You see, parents are agents of becoming. A parent’s success has absolutely nothing to do with accomplishment. It has nothing to do with outside praise or recognition. It has everything to do with your heart and your effort. And you are the only one who knows how well you are doing in those two areas.

I realized during that period of restlessness that I needed to adopt a new metric for evaluating success. I knew there was no rubric for me to measure myself up to, no boxes I could check to know if I was doing “OK.” This new method would require regular and honest evaluation of my heart (my motives, feelings and attachments) and my effort. I have learned that this type of internal self-evaluation is much more difficult than measuring success based on external expectations. It is more honest, more self-revealing and in my experience more powerful at effecting real change when change is necessary.

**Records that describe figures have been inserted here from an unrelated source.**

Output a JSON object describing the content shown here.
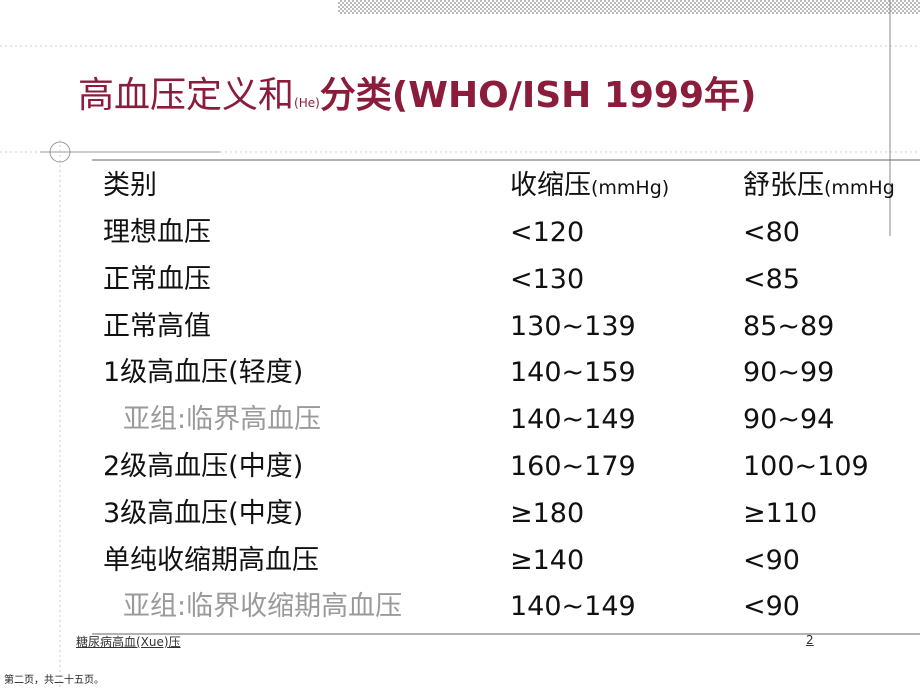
{
  "title": {
    "main": "高血压定义和",
    "small": "(He)",
    "rest": "分类(WHO/ISH 1999年)"
  },
  "table": {
    "header": [
      {
        "text": "类别"
      },
      {
        "text": "收缩压",
        "unit": "(mmHg)"
      },
      {
        "text": "舒张压",
        "unit": "(mmHg"
      }
    ],
    "rows": [
      [
        "理想血压",
        "<120",
        "<80"
      ],
      [
        "正常血压",
        "<130",
        "<85"
      ],
      [
        "正常高值",
        "130~139",
        "85~89"
      ],
      [
        "1级高血压(轻度)",
        "140~159",
        "90~99"
      ],
      [
        "亚组:临界高血压",
        "140~149",
        "90~94"
      ],
      [
        "2级高血压(中度)",
        "160~179",
        "100~109"
      ],
      [
        "3级高血压(中度)",
        "≥180",
        "≥110"
      ],
      [
        "单纯收缩期高血压",
        "≥140",
        "<90"
      ],
      [
        "亚组:临界收缩期高血压",
        "140~149",
        "<90"
      ]
    ]
  },
  "footer": {
    "link": "糖尿病高血(Xue)压",
    "page_number": "2",
    "caption": "第二页，共二十五页。"
  }
}
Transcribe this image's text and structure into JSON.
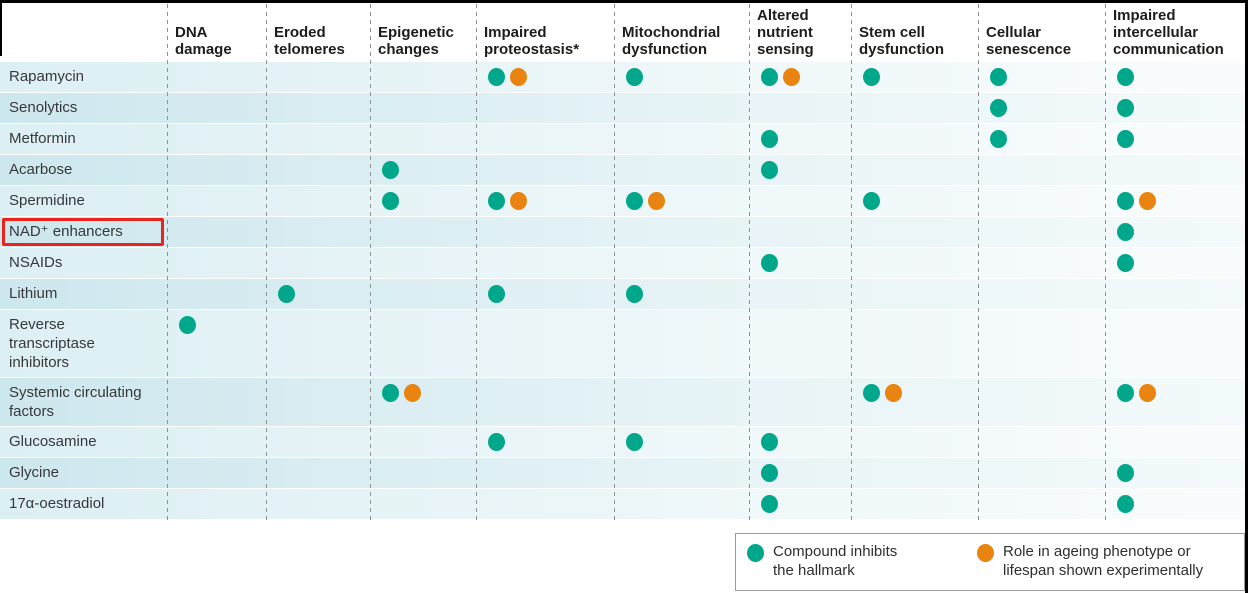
{
  "colors": {
    "inhibits_dot": "#00a78b",
    "experimental_dot": "#e8840f",
    "highlight_box": "#e8251d"
  },
  "legend": {
    "items": [
      {
        "name": "inhibits",
        "color": "#00a78b",
        "lines": [
          "Compound inhibits",
          "the hallmark"
        ]
      },
      {
        "name": "experimental",
        "color": "#e8840f",
        "lines": [
          "Role in ageing phenotype or",
          "lifespan shown experimentally"
        ]
      }
    ]
  },
  "chart_data": {
    "type": "table",
    "title": "",
    "description": "Dot matrix of compounds (rows) versus hallmarks of ageing (columns)",
    "marker_meanings": {
      "inhibits": "Compound inhibits the hallmark",
      "experimental": "Role in ageing phenotype or lifespan shown experimentally"
    },
    "columns": [
      "DNA damage",
      "Eroded telomeres",
      "Epigenetic changes",
      "Impaired proteostasis*",
      "Mitochondrial dysfunction",
      "Altered nutrient sensing",
      "Stem cell dysfunction",
      "Cellular senescence",
      "Impaired intercellular communication"
    ],
    "annotations": {
      "highlighted_row": "NAD⁺ enhancers",
      "highlight_style": "red box around row label"
    },
    "rows": [
      {
        "compound": "Rapamycin",
        "cells": {
          "Impaired proteostasis*": [
            "inhibits",
            "experimental"
          ],
          "Mitochondrial dysfunction": [
            "inhibits"
          ],
          "Altered nutrient sensing": [
            "inhibits",
            "experimental"
          ],
          "Stem cell dysfunction": [
            "inhibits"
          ],
          "Cellular senescence": [
            "inhibits"
          ],
          "Impaired intercellular communication": [
            "inhibits"
          ]
        }
      },
      {
        "compound": "Senolytics",
        "cells": {
          "Cellular senescence": [
            "inhibits"
          ],
          "Impaired intercellular communication": [
            "inhibits"
          ]
        }
      },
      {
        "compound": "Metformin",
        "cells": {
          "Altered nutrient sensing": [
            "inhibits"
          ],
          "Cellular senescence": [
            "inhibits"
          ],
          "Impaired intercellular communication": [
            "inhibits"
          ]
        }
      },
      {
        "compound": "Acarbose",
        "cells": {
          "Epigenetic changes": [
            "inhibits"
          ],
          "Altered nutrient sensing": [
            "inhibits"
          ]
        }
      },
      {
        "compound": "Spermidine",
        "cells": {
          "Epigenetic changes": [
            "inhibits"
          ],
          "Impaired proteostasis*": [
            "inhibits",
            "experimental"
          ],
          "Mitochondrial dysfunction": [
            "inhibits",
            "experimental"
          ],
          "Stem cell dysfunction": [
            "inhibits"
          ],
          "Impaired intercellular communication": [
            "inhibits",
            "experimental"
          ]
        }
      },
      {
        "compound": "NAD⁺ enhancers",
        "cells": {
          "Impaired intercellular communication": [
            "inhibits"
          ]
        }
      },
      {
        "compound": "NSAIDs",
        "cells": {
          "Altered nutrient sensing": [
            "inhibits"
          ],
          "Impaired intercellular communication": [
            "inhibits"
          ]
        }
      },
      {
        "compound": "Lithium",
        "cells": {
          "Eroded telomeres": [
            "inhibits"
          ],
          "Impaired proteostasis*": [
            "inhibits"
          ],
          "Mitochondrial dysfunction": [
            "inhibits"
          ]
        }
      },
      {
        "compound": "Reverse transcriptase inhibitors",
        "cells": {
          "DNA damage": [
            "inhibits"
          ]
        }
      },
      {
        "compound": "Systemic circulating factors",
        "cells": {
          "Epigenetic changes": [
            "inhibits",
            "experimental"
          ],
          "Stem cell dysfunction": [
            "inhibits",
            "experimental"
          ],
          "Impaired intercellular communication": [
            "inhibits",
            "experimental"
          ]
        }
      },
      {
        "compound": "Glucosamine",
        "cells": {
          "Impaired proteostasis*": [
            "inhibits"
          ],
          "Mitochondrial dysfunction": [
            "inhibits"
          ],
          "Altered nutrient sensing": [
            "inhibits"
          ]
        }
      },
      {
        "compound": "Glycine",
        "cells": {
          "Altered nutrient sensing": [
            "inhibits"
          ],
          "Impaired intercellular communication": [
            "inhibits"
          ]
        }
      },
      {
        "compound": "17α-oestradiol",
        "cells": {
          "Altered nutrient sensing": [
            "inhibits"
          ],
          "Impaired intercellular communication": [
            "inhibits"
          ]
        }
      }
    ]
  }
}
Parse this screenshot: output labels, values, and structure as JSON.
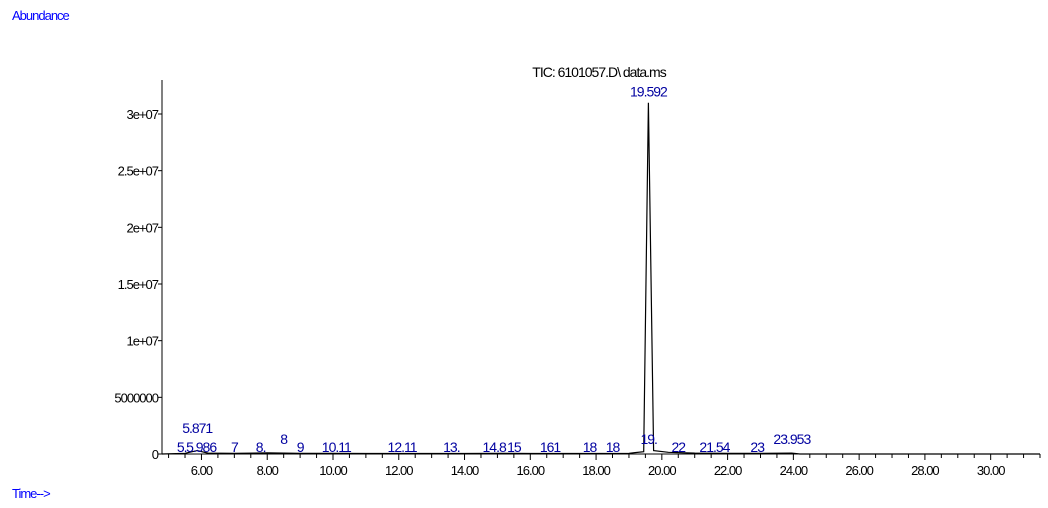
{
  "y_axis_title": "Abundance",
  "x_axis_title": "Time-->",
  "chart_data": {
    "type": "line",
    "title": "TIC: 6101057.D\\ data.ms",
    "xlabel": "Time-->",
    "ylabel": "Abundance",
    "xlim": [
      4.8,
      31.5
    ],
    "ylim": [
      0,
      33000000
    ],
    "x_ticks": [
      6.0,
      8.0,
      10.0,
      12.0,
      14.0,
      16.0,
      18.0,
      20.0,
      22.0,
      24.0,
      26.0,
      28.0,
      30.0
    ],
    "x_tick_labels": [
      "6.00",
      "8.00",
      "10.00",
      "12.00",
      "14.00",
      "16.00",
      "18.00",
      "20.00",
      "22.00",
      "24.00",
      "26.00",
      "28.00",
      "30.00"
    ],
    "y_ticks": [
      0,
      5000000,
      10000000,
      15000000,
      20000000,
      25000000,
      30000000
    ],
    "y_tick_labels": [
      "0",
      "5000000",
      "1e+07",
      "1.5e+07",
      "2e+07",
      "2.5e+07",
      "3e+07"
    ],
    "series": [
      {
        "name": "",
        "x": [
          4.8,
          5.5,
          5.87,
          6.2,
          7.0,
          8.0,
          9.0,
          10.0,
          11.0,
          12.0,
          13.0,
          14.0,
          15.0,
          16.0,
          17.0,
          18.0,
          19.0,
          19.45,
          19.592,
          19.75,
          20.2,
          21.0,
          22.0,
          23.0,
          23.95,
          24.2,
          31.5
        ],
        "y": [
          0,
          60000,
          300000,
          80000,
          50000,
          100000,
          60000,
          50000,
          40000,
          40000,
          40000,
          40000,
          60000,
          40000,
          40000,
          40000,
          60000,
          200000,
          31000000,
          300000,
          150000,
          80000,
          60000,
          50000,
          80000,
          0,
          0
        ]
      }
    ],
    "peak_labels": [
      {
        "text": "19.592",
        "x": 19.592,
        "y": 31000000
      },
      {
        "text": "5.871",
        "x": 5.871,
        "y": 3000000
      },
      {
        "text": "5.",
        "x": 5.4,
        "y": 0
      },
      {
        "text": "5.986",
        "x": 5.99,
        "y": 0
      },
      {
        "text": "7",
        "x": 7.0,
        "y": 0
      },
      {
        "text": "8.",
        "x": 7.8,
        "y": 0
      },
      {
        "text": "8",
        "x": 8.5,
        "y": 1500000
      },
      {
        "text": "9",
        "x": 9.0,
        "y": 0
      },
      {
        "text": "10.11",
        "x": 10.1,
        "y": 0
      },
      {
        "text": "12.11",
        "x": 12.1,
        "y": 0
      },
      {
        "text": "13.",
        "x": 13.6,
        "y": 0
      },
      {
        "text": "14.8",
        "x": 14.9,
        "y": 0
      },
      {
        "text": "15",
        "x": 15.5,
        "y": 0
      },
      {
        "text": "161",
        "x": 16.6,
        "y": 0
      },
      {
        "text": "18",
        "x": 17.8,
        "y": 0
      },
      {
        "text": "18",
        "x": 18.5,
        "y": 0
      },
      {
        "text": "19.",
        "x": 19.6,
        "y": 1500000
      },
      {
        "text": "22",
        "x": 20.5,
        "y": 0
      },
      {
        "text": "21.54",
        "x": 21.6,
        "y": 0
      },
      {
        "text": "23",
        "x": 22.9,
        "y": 0
      },
      {
        "text": "23.953",
        "x": 23.953,
        "y": 1500000
      }
    ]
  }
}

Since I took this intuitive approach to self-evaluation, I have found that I am better able to recognize when I am doing my job well. I am able to feel great satisfaction when I am giving my all to my family, regardless of whether my kitchen is spotless or the laundry is done. Rather than judging my day (and myself) by how much I “got done,” I now examine how well I loved, listened to and interacted with my kids.

Perhaps the greatest contribution we can make to this world comes in the form of the next generation, those booger-faced kids who right now are pestering you for more peanut butter and jelly. If you and I can facilitate the “becoming” of intelligent, honest, compassionate and hard-working people, then we have truly changed the world for the better.